How to Start a CPR Business

Though it's difficult to make a full-time living as a CPR instructor, it's a good way to make some extra money while filling a legitimate need in your community. This article assumes that you've taken care of the generic aspects of starting a business (licensing, corporate structure, bank accounts, etc), and focuses on the unique aspects of starting a CPR business. It also assumes that (at least to start), you'll be doing the teaching. Once your business starts rolling, you can add additional instructors as opportunity allows.

Getting Certified

Read the contract. Both the American Red Cross and the American Heart Association (the two largest certifying organizations) have contracts you must sign if you want to teach as a certified instructor. Samples are available before you sign up for classwork. This is your ticket to the show, so be certain you're okay with abiding by these requirements before you spend any more time or money.

Fulfill prerequisites. Before becoming certified as a CPR instructor, you need to fulfill the basic prerequisites. For the American Red Cross, this simply means completing a basic CPR course. Other organizations may have other requirements.

Get certified. A CPR instructor certification course usually requires several hours on a string of successive weekends, plus several hundred dollars in tuition. Most organizations will teach you advanced theory, legal ramifications and a basic script for teaching classes.

See to continuing education. All legitimate certifying organizations will require additional coursework every year or two.
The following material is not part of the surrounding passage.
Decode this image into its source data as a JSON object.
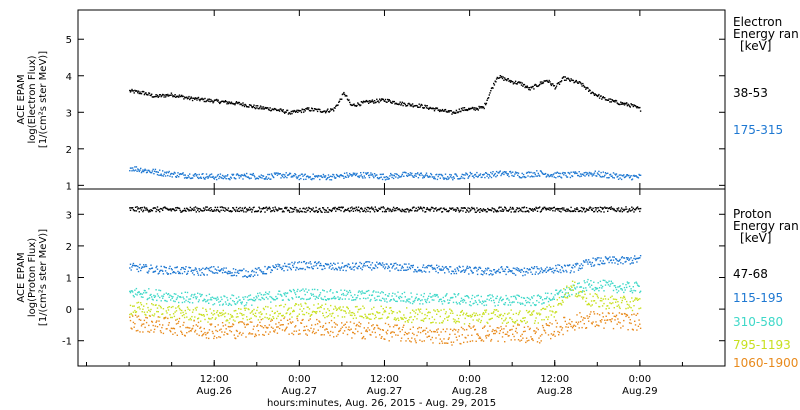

See to traditional marketing efforts, just like with any other small business.

Send a flier to local schools and government offices. Many government jobs (and all teaching jobs) require current first aid/CPR certification. Somebody needs to teach those refreshers, and it might as well be you.

Contact local health clubs. Like schools, they usually require their staff to be first aid certified.

Check with churches, martial arts studios, benevolent associations and scouting organizations in your community. They might be willing to host a class for little or no money, and have the added benefit on an existing population who may attend your class.


As your business grows, consider bringing on additional instructors so your business can serve more clients.

Once you can afford it, seriously consider bringing on a marketing and sales person. Professional sales staff will grow your business faster than you can imagine.

Consider the up, up and out strategy. First, promote yourself out of teaching and into management. Second, promote yourself out of management and into executive duties. Finally, hire an operations manager and regard the whole thing as passive income.


  • CPR instruction carries some liability risks. Be sure to look into liability insurance when considering this business option.